One effective strategy to combat this miscalculation is through informational prevention strategies. As reported in The Cochrane Library 2009, educating students about how much and how often their peers are actually drinking has proven to lead to a reduction in substance use by eliminating the fabricated peer pressure.

An intervention study reported by the Center for Health and Behavior at Syracuse University (2007) found that an effective strategy to reduce alcohol consumption is to provide a detailed assessment of an individual’s consumption (Carey et al). This strategy relies on self-report and encourages students to reflect on their behavior. This reflection can lead to increased self-awareness and allows students to draw correlations between their behavior and potential negative consequences, effectively giving them the opportunity to be proactive in altering their actions. Additionally this study found that participants that received brief motivational interventions in connection with their assessments reduced their drinking even more (Carey et al, 2006).

Often, substance use treatment is reactionary and employed in the form of crisis management. People typically wait for the problem to emerge before acting, making it more difficult and time-consuming to make meaningful changes in behavior, as the habitual actions have become increasingly ingrained. This is particularly true if the abuse has developed into a chemical dependence. Ultimately, it is important for parents, schools and communities to work together to be proactive about creating and implementing effective prevention strategies at an early age to offset the potential for problem substance use and abuse to occur. This will serve to cultivate an environment that is less tolerant of excessive underage substance use, as well as provide communities with practical resources to approach the issue of substance use before it becomes problematic.

References

Carey, K., Henson, J., Carey, M., & Maisto, S. (2007). Which heavy drinking college students  benefit from a brief motivational intervention?. Journal of Consulting and Clinical  Psychology, 75(4), 663-669.

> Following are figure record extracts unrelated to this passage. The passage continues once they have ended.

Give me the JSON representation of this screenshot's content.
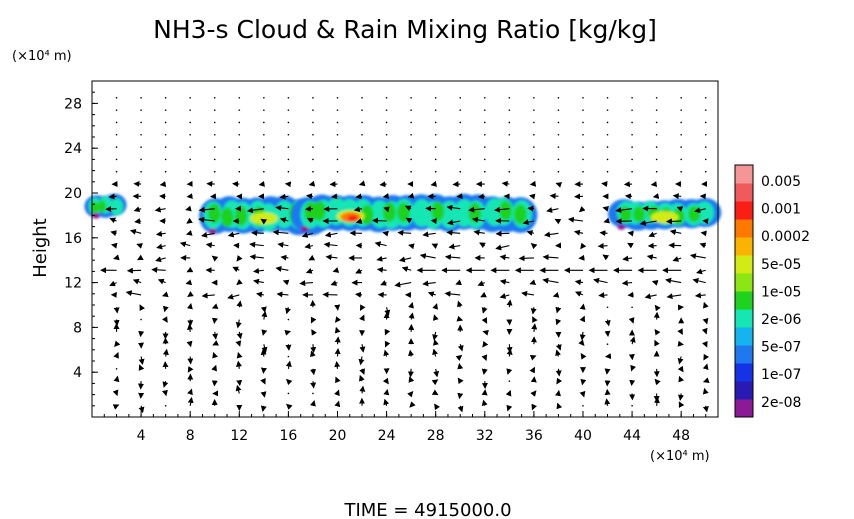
{
  "title": "NH3-s Cloud & Rain Mixing Ratio [kg/kg]",
  "time_label": "TIME  =  4915000.0",
  "y_unit": "(×10⁴ m)",
  "x_unit": "(×10⁴ m)",
  "colorbar": {
    "labels": [
      "0.005",
      "0.001",
      "0.0002",
      "5e-05",
      "1e-05",
      "2e-06",
      "5e-07",
      "1e-07",
      "2e-08"
    ],
    "colors": [
      "#8c1a96",
      "#2a1ab4",
      "#1432e6",
      "#1e78f0",
      "#14b4f0",
      "#14e6b4",
      "#1ed21e",
      "#8ce614",
      "#d2eb14",
      "#fab400",
      "#ff7800",
      "#fa1e14",
      "#f05a5a",
      "#f59696"
    ]
  },
  "chart_data": {
    "type": "heatmap",
    "title": "NH3-s Cloud & Rain Mixing Ratio [kg/kg]",
    "ylabel": "Height",
    "xlim": [
      0,
      51
    ],
    "ylim": [
      0,
      30
    ],
    "xticks": [
      "4",
      "8",
      "12",
      "16",
      "20",
      "24",
      "28",
      "32",
      "36",
      "40",
      "44",
      "48"
    ],
    "yticks": [
      "4",
      "8",
      "12",
      "16",
      "20",
      "24",
      "28"
    ],
    "cloud_patches": [
      {
        "x_range": [
          0,
          2.2
        ],
        "y_range": [
          17.8,
          19.8
        ],
        "peak": "1e-05"
      },
      {
        "x_range": [
          9.5,
          18.5
        ],
        "y_range": [
          16.4,
          19.6
        ],
        "peak": "5e-05"
      },
      {
        "x_range": [
          17,
          35.5
        ],
        "y_range": [
          16.6,
          19.8
        ],
        "peak": "0.0002"
      },
      {
        "x_range": [
          42.8,
          50.5
        ],
        "y_range": [
          16.8,
          19.4
        ],
        "peak": "5e-05"
      }
    ],
    "wind_vectors": "quiver field, strongest flow near 12-17 (x10^4 m) height"
  }
}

Hingson, R., Zha, W., & Weitzman, E. (2009). Magnitude of and trends in alcohol-related  mortality and morbidity among U.S. college students ages 18-24, 1998-2005.Journal of studies on Alcohol and Drugs, 16, 12-20.

Moreira MT, Smith LA, Foxcroft D. Social norms interventions to reduce alcohol misuse in University or College students. Cochrane Database of Systematic Reviews 2009, Issue 3.   Art. No.: CD006748. DOI: 10.1002/14651858. CD006748.pub2.

The National Center on Addiction and Substance Abuse at Columbia University (CASA).   (2007). Wasting the best and the brightest: substance abuse and America’s colleges and   universities. New York: Califano, J.